Step 2: Set Up Equations

From the three signatures:

1. k*s₁ = z₁ + r₁*d mod n
2. (k+1)*s₂ = z₂ + r₂*d mod n
3. (k+2)*s₃ = z₃ + r₃*d mod n

Rearrange to linear equations in k and d:

From (1) and (2):

• k*(s₂ - s₁) - (r₂ - r₁)*d = z₂ - z₁ - s₂ mod n (Equation A)

From (2) and (3):

• k*(s₃ - s₂) - (r₃ - r₂)*d = z₃ - z₂ + s₂ - 2*s₃ mod n (Equation B)

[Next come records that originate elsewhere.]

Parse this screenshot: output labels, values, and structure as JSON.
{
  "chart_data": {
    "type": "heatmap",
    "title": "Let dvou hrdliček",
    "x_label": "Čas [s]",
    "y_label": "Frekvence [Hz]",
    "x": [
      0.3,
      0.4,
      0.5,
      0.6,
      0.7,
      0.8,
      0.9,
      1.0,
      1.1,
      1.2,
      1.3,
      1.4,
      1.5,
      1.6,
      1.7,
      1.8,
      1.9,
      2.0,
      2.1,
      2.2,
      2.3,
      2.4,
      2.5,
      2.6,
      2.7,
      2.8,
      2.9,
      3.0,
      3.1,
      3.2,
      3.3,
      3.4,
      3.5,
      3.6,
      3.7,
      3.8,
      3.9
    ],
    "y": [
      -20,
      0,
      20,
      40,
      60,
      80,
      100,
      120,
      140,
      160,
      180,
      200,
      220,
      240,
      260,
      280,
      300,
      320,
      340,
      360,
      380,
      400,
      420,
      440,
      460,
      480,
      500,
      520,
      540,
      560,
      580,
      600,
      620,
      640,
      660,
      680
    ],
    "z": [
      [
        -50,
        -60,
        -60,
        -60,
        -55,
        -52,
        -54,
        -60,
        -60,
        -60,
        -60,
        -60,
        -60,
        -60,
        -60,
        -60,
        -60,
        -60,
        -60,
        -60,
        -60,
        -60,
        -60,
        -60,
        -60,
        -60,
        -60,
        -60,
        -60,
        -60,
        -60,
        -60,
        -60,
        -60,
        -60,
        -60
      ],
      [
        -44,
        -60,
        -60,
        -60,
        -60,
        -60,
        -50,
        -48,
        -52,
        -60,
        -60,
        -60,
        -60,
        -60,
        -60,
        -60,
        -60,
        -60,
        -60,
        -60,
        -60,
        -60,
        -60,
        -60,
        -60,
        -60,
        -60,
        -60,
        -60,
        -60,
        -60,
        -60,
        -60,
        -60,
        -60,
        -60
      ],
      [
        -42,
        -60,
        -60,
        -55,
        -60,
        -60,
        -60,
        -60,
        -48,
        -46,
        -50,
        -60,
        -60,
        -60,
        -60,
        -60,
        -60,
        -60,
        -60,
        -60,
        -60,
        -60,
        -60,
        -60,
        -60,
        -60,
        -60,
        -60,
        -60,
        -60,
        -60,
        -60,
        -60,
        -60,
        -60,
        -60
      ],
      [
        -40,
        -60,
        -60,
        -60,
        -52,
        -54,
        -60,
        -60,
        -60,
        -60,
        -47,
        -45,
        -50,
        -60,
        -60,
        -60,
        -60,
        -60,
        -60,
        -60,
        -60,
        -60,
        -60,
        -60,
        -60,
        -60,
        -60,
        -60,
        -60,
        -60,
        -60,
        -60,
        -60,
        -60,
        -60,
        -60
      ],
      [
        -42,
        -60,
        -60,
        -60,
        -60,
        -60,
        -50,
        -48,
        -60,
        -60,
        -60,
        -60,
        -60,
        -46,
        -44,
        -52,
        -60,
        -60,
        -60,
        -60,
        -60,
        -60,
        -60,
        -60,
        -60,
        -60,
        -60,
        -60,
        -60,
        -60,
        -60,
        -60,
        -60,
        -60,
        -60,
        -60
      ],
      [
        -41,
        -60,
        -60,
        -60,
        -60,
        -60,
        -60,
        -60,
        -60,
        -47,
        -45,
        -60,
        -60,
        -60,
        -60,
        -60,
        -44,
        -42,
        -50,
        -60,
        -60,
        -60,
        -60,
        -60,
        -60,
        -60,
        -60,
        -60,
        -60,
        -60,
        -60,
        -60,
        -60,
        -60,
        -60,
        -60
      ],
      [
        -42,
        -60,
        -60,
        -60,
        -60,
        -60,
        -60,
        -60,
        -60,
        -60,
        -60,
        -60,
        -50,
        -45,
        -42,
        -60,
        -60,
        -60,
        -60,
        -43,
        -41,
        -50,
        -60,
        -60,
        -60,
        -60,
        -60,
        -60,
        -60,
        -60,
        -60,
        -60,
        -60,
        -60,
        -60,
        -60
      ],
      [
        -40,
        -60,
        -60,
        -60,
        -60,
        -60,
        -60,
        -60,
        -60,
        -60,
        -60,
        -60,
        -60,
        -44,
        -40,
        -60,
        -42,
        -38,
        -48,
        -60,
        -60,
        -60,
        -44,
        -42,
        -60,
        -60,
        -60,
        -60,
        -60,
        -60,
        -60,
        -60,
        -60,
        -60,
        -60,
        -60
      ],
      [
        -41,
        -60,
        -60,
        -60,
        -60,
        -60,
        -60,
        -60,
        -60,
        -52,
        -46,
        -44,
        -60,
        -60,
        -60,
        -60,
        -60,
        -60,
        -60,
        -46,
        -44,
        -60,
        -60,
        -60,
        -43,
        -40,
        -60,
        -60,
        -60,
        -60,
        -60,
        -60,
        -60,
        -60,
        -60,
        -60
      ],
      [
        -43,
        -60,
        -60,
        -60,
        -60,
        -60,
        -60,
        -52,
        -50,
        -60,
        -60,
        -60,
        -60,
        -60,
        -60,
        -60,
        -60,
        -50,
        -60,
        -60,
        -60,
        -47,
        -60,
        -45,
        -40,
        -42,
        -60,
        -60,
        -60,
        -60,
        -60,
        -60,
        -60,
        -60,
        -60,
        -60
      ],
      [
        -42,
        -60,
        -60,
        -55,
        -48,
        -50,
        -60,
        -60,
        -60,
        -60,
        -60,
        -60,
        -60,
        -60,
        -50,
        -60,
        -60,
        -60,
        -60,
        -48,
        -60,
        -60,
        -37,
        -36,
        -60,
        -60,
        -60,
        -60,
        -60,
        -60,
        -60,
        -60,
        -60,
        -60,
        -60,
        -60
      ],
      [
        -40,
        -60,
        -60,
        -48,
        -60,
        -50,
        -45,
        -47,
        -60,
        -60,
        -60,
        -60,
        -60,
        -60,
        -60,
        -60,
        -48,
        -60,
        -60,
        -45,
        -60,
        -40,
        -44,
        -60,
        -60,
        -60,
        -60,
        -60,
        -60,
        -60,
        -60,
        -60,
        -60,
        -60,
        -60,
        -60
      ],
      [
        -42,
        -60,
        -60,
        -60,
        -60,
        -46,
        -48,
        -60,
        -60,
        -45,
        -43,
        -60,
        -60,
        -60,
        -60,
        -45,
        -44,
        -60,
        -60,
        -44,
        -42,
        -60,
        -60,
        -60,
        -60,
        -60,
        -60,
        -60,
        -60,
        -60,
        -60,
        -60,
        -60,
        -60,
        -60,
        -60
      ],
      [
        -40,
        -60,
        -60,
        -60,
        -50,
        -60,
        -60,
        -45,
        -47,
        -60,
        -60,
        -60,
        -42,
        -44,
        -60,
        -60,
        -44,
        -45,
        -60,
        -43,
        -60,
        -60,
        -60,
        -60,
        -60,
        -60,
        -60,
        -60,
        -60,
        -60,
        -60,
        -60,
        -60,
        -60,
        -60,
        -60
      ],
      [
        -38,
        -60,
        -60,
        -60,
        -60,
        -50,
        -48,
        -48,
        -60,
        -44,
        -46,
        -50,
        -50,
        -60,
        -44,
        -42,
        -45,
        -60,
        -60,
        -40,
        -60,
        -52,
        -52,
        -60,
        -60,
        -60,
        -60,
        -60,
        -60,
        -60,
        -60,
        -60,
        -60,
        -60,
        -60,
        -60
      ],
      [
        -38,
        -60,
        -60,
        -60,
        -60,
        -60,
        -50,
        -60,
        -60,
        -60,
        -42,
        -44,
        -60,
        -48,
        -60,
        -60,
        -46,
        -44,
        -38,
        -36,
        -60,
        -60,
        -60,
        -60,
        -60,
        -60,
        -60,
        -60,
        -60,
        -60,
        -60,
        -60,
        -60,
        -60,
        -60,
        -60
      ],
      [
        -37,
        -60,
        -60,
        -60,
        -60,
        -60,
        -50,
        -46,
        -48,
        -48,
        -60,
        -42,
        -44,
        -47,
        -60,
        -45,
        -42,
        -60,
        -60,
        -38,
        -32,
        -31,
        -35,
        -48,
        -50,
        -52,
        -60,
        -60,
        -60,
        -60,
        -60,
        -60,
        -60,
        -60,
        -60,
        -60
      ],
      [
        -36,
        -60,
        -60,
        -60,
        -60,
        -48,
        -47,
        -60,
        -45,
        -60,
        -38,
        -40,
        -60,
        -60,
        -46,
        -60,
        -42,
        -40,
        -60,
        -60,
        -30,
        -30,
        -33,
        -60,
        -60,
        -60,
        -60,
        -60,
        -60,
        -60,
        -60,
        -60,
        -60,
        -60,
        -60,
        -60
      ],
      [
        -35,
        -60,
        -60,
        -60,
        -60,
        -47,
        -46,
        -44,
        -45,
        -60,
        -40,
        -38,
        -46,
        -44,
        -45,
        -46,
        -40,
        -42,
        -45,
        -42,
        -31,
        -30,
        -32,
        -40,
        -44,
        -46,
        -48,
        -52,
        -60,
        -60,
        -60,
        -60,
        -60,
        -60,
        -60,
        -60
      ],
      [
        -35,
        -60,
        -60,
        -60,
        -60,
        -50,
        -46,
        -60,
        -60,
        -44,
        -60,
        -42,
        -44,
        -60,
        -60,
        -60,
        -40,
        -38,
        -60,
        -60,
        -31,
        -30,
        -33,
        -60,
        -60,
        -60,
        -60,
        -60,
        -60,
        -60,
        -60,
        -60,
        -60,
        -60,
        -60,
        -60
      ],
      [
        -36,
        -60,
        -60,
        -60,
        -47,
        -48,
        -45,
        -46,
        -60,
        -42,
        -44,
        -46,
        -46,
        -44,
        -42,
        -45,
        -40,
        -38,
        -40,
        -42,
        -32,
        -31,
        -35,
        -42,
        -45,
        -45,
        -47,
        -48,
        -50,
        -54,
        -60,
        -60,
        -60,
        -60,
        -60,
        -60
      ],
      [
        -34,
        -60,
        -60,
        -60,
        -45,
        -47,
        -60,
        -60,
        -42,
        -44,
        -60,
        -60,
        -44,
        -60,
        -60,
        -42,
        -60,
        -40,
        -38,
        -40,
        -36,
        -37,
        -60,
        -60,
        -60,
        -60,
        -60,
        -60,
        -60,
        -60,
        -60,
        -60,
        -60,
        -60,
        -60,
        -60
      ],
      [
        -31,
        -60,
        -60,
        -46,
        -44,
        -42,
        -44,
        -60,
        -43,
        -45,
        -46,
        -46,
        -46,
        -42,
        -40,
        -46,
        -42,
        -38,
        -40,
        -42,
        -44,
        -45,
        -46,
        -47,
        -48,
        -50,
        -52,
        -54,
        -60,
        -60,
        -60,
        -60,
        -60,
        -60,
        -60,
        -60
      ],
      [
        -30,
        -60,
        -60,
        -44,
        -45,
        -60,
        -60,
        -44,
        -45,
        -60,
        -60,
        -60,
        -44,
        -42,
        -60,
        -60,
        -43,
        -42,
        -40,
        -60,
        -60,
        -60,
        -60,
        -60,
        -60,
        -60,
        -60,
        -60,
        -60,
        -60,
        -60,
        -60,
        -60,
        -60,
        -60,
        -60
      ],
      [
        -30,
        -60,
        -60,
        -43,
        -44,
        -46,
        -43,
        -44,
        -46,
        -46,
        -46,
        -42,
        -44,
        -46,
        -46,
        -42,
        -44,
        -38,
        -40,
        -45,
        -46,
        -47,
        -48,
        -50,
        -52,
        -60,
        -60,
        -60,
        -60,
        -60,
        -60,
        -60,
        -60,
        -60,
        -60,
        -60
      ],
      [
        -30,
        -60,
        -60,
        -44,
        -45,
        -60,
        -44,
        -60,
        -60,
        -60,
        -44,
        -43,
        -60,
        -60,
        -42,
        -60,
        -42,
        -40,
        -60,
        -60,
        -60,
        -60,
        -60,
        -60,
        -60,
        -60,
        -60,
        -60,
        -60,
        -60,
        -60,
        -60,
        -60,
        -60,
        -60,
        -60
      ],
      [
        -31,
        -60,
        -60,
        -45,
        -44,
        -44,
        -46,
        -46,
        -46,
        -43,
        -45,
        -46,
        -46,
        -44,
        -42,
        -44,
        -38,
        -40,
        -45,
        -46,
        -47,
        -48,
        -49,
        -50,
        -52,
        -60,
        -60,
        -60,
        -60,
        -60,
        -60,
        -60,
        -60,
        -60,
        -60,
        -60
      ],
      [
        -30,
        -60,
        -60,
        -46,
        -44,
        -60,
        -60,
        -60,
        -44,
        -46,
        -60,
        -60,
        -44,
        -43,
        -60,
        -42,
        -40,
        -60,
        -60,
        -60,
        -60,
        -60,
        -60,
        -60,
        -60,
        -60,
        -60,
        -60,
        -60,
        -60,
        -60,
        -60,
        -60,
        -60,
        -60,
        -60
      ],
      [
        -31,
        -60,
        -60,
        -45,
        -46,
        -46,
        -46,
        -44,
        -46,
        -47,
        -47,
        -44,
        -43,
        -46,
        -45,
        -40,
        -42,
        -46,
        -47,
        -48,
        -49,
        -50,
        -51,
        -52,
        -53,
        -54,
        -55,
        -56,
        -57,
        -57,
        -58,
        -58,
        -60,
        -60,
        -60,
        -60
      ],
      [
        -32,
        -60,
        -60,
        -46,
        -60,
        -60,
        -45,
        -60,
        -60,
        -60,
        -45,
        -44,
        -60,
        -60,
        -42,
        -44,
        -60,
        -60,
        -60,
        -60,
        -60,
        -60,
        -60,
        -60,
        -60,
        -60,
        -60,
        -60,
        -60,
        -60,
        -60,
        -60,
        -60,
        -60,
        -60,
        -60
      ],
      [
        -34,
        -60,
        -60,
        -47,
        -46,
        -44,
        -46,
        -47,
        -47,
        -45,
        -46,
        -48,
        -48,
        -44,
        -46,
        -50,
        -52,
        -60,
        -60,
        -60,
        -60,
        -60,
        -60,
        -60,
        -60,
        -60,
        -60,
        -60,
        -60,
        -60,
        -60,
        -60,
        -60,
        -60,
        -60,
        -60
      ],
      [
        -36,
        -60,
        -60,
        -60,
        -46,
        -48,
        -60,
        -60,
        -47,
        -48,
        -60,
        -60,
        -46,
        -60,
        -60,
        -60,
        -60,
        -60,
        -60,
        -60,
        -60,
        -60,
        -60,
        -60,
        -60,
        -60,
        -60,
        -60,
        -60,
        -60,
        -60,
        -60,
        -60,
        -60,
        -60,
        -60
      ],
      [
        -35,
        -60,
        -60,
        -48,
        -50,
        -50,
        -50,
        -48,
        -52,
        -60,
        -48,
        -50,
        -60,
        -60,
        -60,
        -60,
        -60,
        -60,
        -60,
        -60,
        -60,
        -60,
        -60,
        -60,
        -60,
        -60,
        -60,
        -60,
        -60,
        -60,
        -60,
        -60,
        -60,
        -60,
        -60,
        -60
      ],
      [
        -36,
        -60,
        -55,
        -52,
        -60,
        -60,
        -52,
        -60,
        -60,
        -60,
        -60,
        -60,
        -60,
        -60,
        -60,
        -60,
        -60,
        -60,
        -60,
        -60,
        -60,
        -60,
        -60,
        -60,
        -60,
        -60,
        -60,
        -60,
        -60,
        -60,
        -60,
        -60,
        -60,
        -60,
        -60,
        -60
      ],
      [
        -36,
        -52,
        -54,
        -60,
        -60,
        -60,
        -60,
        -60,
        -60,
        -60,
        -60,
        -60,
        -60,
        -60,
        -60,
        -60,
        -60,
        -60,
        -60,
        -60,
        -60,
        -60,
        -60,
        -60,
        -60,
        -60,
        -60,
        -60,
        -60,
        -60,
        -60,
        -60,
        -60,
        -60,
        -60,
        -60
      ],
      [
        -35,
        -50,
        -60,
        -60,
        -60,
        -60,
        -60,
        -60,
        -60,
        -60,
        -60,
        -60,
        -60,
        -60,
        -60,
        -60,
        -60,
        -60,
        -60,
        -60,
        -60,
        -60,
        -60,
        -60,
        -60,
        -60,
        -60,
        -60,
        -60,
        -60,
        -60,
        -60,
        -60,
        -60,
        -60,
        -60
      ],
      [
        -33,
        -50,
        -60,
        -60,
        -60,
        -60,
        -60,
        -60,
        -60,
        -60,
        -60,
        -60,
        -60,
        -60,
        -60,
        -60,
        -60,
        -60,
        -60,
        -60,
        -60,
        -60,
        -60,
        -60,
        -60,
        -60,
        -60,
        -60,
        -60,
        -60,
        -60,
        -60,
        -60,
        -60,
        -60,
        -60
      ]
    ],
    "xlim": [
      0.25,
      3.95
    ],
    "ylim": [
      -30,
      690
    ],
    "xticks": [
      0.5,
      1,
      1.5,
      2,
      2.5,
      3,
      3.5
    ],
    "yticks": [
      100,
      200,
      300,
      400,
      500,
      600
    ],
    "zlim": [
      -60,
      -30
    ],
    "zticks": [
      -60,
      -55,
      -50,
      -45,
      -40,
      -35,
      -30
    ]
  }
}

Step 3: Solve Linear System

We have:

A: a₁*k + b₁*d = c₁ mod n
B: a₂*k + b₂*d = c₂ mod n

Where:

• a₁ = s₂ - s₁ mod n
• b₁ = r₁ - r₂ mod n (since -(r₂ - r₁) = r₁ - r₂)
• c₁ = z₂ - z₁ - s₂ mod n
• a₂ = s₃ - s₂ mod n
• b₂ = r₂ - r₃ mod n
• c₂ = z₃ - z₂ + s₂ - 2*s₃ mod n

Solve using linear algebra modulo n:

• Determinant: det = a₁*b₂ - b₁*a₂ mod n
• k = (c₁*b₂ - b₁*c₂) * det⁻¹ mod n
• d = (a₁*c₂ - c₁*a₂) * det⁻¹ mod n

Step 4: Implementation

import hashlib

# secp256k1 parameters
n = 0xFFFFFFFFFFFFFFFFFFFFFFFFFFFFFFFEBAAEDCE6AF48A03BBFD25E8CD0364141

def inv_mod(k, p):
    return pow(k, p - 2, p)

# Data from out.txt
msgs = [...]
rs_values = [...]
z_values = [...]

# Extract values
r1, s1 = rs_values[0]
r2, s2 = rs_values[1]
r3, s3 = rs_values[2]
z1, z2, z3 = z_values

# Set up coefficients
a1 = (s2 - s1) % n
b1 = (r1 - r2) % n
c1 = (z2 - z1 - s2) % n

a2 = (s3 - s2) % n
b2 = (r2 - r3) % n
c2 = (z3 - z2 + s2 - 2*s3) % n

# Solve
det = (a1 * b2 - b1 * a2) % n
inv_det = inv_mod(det, n)

k = ((c1 * b2 - b1 * c2) % n) * inv_det % n
d = ((a1 * c2 - c1 * a2) % n) * inv_det % n

# Convert d to bytes (flag)
flag_bytes = d.to_bytes(32, 'big')

Step 5: Recover Flag

The private key d contains the flag:

Flag bytes: b'\x00\x00csd{pr3d1ct4bl3_n0nc3_==_w34k~}'
Flag: csd{pr3d1ct4bl3_n0nc3_==_w34k~}

Why This Works

The vulnerability is a classic ECDSA nonce reuse attack:

1. Nonce predictability: Using k, k+1, k+2 makes the nonces predictable
2. Linear equations: The ECDSA equations become linear when nonces are known/related
3. Solvable system: With 3 equations and 2 unknowns, we can solve for the private key

In secure ECDSA implementations:

• Nonce k must be cryptographically random for each signature
• Never reuse or predictably generate nonces
• Use RFC 6979 for deterministic nonce generation if needed

Flag

csd{pr3d1ct4bl3_n0nc3_==_w34k~}

The flag itself describes the vulnerability: "predictable nonce == weak".

Lessons Learned

1. Cryptographic primitives ≠ secure implementation: Even with mathematically sound algorithms (ECDSA on secp256k1), implementation flaws can break security.
2. Nonce management is critical: In signature schemes, nonce generation is as important as key generation.
3. Real-world impact: Similar vulnerabilities have affected real systems, including Bitcoin wallets with poor random number generation.
4. Defense in depth: Use deterministic nonce generation (RFC 6979) or hardware random number generators for critical applications.